Es lamentable que el Presidente de la República hubiera perdido lo que consideró como “una gran oportunidad para dar golpes de precisión en la materia”, ya que lo ideal habría sido que la persona elegida al frente de la Comisión Nacional de los Derechos Humanos fuera ajena al partido político de López Obrador, para que tuviera total independencia en los señalamientos necesarios ante cualquier vulnerabilidad de las personas, lo que lleva a que en el renglón de salvaguardias tenga que remarse a la deriva.

Cosío Díaz estableció que al presidente le hubiera servido tener “una persona muy conocedora y profesional, desvinculada a él. A lo mejor se sintió retado por las fuerzas sociales y reaccionó imponiendo a esta persona. Yo creo que sí existen riesgos de que sea un presidente de Derechos Humanos que no señale y que no sea participativo. Se quedó a ciegas en esta materia”.

De la misma forma consideró posible que se concrete la intromisión de la fuerza militar de los Estados Unidos al país, en contra de los cárteles mexicanos, amenaza que no ha sido eliminada por el presidente Donald Trump, sólo aplazada, luego de que los calificó de terroristas, lo que según una ley de EU le autoriza a intervenir en cualquier país para aniquilarlos.

El exhorto a AMLO para que cambie su actitud en los que hoy son los principales temas de la agenda nacional, es para evitar que México entre en una encrucijada de la que pueda salir con mayores daños de lo que actualmente soporta.

Hay inquietud en el sector empresarial por el bajísimo crecimiento económico y la reiterada posición del titular del Poder Ejecutivo, de mantener el diseño que no ha dado resultado, lo que provoca inquietud de que tarde meses en reorientarlo, con todo lo que esto significa en materia de inversión, negocios y empleo.

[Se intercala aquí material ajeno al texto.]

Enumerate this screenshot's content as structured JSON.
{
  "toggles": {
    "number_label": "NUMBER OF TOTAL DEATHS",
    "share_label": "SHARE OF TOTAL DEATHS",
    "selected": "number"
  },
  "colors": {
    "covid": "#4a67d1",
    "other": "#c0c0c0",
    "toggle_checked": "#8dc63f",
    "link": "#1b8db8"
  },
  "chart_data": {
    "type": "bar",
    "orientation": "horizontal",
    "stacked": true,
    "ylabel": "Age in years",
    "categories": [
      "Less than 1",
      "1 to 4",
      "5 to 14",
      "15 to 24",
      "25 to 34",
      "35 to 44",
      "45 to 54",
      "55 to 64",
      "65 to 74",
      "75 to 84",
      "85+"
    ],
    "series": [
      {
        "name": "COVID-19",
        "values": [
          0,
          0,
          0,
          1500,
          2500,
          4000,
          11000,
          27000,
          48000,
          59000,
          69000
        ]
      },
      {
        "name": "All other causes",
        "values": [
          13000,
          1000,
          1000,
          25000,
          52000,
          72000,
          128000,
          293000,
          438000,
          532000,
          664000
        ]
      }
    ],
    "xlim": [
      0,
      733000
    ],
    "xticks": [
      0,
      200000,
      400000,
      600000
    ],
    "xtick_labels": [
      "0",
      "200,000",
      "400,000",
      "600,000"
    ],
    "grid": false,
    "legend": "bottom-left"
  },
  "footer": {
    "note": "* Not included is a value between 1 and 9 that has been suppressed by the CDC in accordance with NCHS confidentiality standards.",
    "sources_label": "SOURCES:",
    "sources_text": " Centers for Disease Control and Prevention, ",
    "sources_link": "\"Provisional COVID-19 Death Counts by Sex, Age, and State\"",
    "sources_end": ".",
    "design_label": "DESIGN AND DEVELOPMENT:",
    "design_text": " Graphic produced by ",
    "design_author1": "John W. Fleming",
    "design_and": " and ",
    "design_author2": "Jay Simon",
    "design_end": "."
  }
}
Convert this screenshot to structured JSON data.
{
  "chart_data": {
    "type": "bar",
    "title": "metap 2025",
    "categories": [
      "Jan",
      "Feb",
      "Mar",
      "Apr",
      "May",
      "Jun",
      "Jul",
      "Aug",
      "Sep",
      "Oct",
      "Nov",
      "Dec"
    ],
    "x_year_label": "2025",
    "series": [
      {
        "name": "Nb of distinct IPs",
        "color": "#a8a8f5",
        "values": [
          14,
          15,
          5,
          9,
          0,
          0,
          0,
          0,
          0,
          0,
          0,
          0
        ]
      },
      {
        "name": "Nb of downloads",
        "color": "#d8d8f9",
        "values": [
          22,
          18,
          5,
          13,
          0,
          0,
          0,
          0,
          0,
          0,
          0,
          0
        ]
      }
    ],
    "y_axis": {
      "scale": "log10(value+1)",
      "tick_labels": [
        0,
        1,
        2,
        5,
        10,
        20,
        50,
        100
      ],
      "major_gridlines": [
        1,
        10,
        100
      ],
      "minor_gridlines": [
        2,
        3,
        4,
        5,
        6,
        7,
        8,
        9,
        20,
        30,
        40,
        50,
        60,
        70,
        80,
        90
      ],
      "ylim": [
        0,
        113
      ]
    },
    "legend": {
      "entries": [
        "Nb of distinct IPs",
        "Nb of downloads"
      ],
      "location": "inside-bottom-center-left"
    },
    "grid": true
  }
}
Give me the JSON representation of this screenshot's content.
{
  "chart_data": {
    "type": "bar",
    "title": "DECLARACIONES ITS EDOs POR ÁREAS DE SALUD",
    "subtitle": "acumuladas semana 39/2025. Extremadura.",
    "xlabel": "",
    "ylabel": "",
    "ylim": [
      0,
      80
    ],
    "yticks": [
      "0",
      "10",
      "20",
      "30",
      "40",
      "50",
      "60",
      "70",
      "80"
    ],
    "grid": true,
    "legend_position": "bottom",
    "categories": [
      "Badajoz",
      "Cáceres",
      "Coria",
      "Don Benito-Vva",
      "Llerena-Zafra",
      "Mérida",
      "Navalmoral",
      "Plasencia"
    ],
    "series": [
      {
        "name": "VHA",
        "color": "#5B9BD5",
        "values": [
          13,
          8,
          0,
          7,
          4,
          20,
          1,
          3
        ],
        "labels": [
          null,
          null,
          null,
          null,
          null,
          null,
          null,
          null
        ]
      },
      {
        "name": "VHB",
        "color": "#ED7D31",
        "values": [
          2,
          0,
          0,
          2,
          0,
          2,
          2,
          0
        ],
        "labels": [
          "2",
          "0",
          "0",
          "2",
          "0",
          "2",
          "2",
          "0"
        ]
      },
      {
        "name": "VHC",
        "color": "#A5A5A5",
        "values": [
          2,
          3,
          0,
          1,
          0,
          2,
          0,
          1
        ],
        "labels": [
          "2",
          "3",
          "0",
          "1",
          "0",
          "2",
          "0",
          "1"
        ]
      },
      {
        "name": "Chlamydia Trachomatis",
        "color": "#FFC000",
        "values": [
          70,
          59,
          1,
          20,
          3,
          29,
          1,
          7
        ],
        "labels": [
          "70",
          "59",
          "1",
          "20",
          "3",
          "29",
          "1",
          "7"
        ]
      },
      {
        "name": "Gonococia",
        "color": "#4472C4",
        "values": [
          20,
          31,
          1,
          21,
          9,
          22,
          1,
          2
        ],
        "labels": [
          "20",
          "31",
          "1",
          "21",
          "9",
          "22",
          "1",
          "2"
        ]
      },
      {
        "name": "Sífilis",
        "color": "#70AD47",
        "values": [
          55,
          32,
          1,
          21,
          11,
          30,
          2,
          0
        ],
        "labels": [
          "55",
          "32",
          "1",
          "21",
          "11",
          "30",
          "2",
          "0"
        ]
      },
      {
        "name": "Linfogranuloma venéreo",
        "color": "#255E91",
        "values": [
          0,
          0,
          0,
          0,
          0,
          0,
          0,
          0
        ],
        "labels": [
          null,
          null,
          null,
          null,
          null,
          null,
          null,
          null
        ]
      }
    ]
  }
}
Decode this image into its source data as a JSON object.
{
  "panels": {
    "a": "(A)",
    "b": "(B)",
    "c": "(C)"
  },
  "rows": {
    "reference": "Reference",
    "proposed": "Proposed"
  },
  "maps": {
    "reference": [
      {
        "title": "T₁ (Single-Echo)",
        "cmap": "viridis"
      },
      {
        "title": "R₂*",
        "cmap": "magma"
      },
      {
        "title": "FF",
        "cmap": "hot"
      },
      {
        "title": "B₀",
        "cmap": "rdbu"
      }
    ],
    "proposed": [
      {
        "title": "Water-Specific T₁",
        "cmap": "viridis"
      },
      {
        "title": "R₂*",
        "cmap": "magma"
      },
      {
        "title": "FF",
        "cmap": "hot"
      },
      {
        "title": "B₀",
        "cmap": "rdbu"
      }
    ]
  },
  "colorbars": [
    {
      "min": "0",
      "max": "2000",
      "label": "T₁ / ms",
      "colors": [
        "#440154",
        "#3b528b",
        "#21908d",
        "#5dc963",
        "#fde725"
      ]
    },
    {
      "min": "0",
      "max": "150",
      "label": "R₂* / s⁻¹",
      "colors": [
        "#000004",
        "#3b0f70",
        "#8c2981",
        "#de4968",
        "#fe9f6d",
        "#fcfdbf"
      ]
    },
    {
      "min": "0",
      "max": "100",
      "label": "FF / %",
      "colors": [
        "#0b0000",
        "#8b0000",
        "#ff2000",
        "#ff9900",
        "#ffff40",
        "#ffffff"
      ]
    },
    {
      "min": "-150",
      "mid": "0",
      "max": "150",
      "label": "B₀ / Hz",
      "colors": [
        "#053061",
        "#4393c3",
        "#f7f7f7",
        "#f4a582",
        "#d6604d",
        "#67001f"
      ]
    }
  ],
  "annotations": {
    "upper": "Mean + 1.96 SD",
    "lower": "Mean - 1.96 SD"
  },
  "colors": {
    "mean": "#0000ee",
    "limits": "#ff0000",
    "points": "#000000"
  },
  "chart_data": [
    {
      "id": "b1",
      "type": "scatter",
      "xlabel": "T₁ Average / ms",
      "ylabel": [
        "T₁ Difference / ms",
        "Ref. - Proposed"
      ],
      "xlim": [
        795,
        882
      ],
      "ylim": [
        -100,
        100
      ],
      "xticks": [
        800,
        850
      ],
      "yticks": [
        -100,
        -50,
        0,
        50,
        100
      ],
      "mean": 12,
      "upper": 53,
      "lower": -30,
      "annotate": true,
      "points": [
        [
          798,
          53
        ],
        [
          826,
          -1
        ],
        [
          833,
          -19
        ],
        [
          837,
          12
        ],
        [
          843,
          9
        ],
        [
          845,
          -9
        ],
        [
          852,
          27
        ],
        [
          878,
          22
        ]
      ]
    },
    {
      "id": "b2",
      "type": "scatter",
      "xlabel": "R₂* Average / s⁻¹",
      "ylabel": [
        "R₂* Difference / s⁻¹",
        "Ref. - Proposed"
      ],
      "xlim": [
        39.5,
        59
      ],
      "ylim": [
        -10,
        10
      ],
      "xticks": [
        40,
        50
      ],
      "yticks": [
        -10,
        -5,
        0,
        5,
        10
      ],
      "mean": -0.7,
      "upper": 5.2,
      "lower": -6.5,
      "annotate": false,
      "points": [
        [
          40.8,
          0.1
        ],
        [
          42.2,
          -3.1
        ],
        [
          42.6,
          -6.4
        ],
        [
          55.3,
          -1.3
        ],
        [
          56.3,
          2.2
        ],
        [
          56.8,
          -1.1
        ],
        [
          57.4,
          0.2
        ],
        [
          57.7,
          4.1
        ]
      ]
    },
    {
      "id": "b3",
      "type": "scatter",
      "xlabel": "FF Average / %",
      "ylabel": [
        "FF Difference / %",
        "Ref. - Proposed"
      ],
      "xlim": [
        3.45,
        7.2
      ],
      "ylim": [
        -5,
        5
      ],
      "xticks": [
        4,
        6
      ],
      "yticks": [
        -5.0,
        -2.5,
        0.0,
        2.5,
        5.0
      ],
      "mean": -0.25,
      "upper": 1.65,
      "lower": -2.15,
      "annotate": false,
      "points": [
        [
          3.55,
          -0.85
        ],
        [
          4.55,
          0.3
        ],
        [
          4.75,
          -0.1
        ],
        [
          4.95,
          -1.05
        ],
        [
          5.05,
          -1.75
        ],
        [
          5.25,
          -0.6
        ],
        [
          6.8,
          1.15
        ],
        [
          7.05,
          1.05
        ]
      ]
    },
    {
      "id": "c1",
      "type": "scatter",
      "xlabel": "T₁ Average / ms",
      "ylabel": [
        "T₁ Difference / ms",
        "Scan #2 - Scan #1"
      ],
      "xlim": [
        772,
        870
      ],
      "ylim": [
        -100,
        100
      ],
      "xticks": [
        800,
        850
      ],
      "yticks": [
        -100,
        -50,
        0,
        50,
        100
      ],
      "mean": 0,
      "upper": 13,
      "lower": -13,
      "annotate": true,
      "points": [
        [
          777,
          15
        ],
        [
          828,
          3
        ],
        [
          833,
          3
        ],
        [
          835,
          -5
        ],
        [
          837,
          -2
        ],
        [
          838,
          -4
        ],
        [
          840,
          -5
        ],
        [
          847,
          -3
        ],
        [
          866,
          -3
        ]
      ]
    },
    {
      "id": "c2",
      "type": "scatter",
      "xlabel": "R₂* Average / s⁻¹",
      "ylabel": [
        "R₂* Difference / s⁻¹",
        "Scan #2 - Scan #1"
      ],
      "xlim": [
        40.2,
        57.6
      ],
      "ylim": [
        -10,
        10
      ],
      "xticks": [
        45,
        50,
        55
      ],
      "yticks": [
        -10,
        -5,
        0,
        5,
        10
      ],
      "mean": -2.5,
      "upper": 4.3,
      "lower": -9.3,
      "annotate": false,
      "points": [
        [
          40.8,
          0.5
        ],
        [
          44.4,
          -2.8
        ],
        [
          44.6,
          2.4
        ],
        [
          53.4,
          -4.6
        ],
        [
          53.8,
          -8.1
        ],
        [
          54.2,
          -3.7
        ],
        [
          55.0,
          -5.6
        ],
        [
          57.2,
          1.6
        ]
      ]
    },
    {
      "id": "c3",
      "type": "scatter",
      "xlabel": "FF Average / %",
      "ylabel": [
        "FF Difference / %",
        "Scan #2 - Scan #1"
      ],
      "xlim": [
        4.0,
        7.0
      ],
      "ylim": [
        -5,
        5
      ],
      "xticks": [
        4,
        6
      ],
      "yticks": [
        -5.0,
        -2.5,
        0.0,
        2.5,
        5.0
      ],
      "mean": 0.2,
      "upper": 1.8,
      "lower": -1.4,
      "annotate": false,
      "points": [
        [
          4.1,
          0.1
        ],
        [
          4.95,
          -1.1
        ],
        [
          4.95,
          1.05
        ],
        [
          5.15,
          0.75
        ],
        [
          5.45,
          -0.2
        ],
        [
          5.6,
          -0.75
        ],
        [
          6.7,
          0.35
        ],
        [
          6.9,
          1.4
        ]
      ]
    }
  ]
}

Habrá que esperar a ver si el gobernante escucha al pueblo o persiste en que él dice, que tiene “otros datos”.

OJALÁ SEA LA NORMA

El reordenamiento del gobierno capitalino debe ser para bien de la sociedad, por lo que, una vez que ya es oficial la distribución de 12 demarcaciones urbanas y 4 rurales, es la hora de que los servicios públicos sean de primer nivel, principalmente agua, alumbrado público y seguridad, que han sido el talón de Aquiles de esta administración. Los 850 mil 498 habitantes tienen todo el derecho de exigir una atención esmerada puesto que para eso paga impuestos, derechos y otras obligaciones (como las multas de tránsito y en barandilla). La ciudad de Aguascalientes tiene ya 12 circunscripciones, con un total de 750 mil 142 residentes, una parte de los cuales sufren el desbasto de agua en sus domicilios y negocios, lo que motiva constantes denuncias ante los medios de comunicación, ya que la empresa francesa Veolia y CCAPAMA hacen caso omiso a sus reclamos y haciéndolo público esperan que los escuchen, lo que ni eso ayuda, como está demostrado con la reiteración de la protesta, que dicho sea de paso es un problema que va minando la imagen de la máxima autoridad. En términos semejantes está el alumbrado público y para rematar la cuestión de seguridad pública, renglón en el que los jefes policíacos se esmeran en desmentir lo que está a ojos visto. Lo que cabe en lo sucesivo es que cada titular de demarcación responda a los requerimientos ciudadanos y que su jefa los traiga cortitos para que cumplan con eficiencia su papel, teniendo en cuenta que de su resultado depende lo que suceda a la hora de definir el 2022.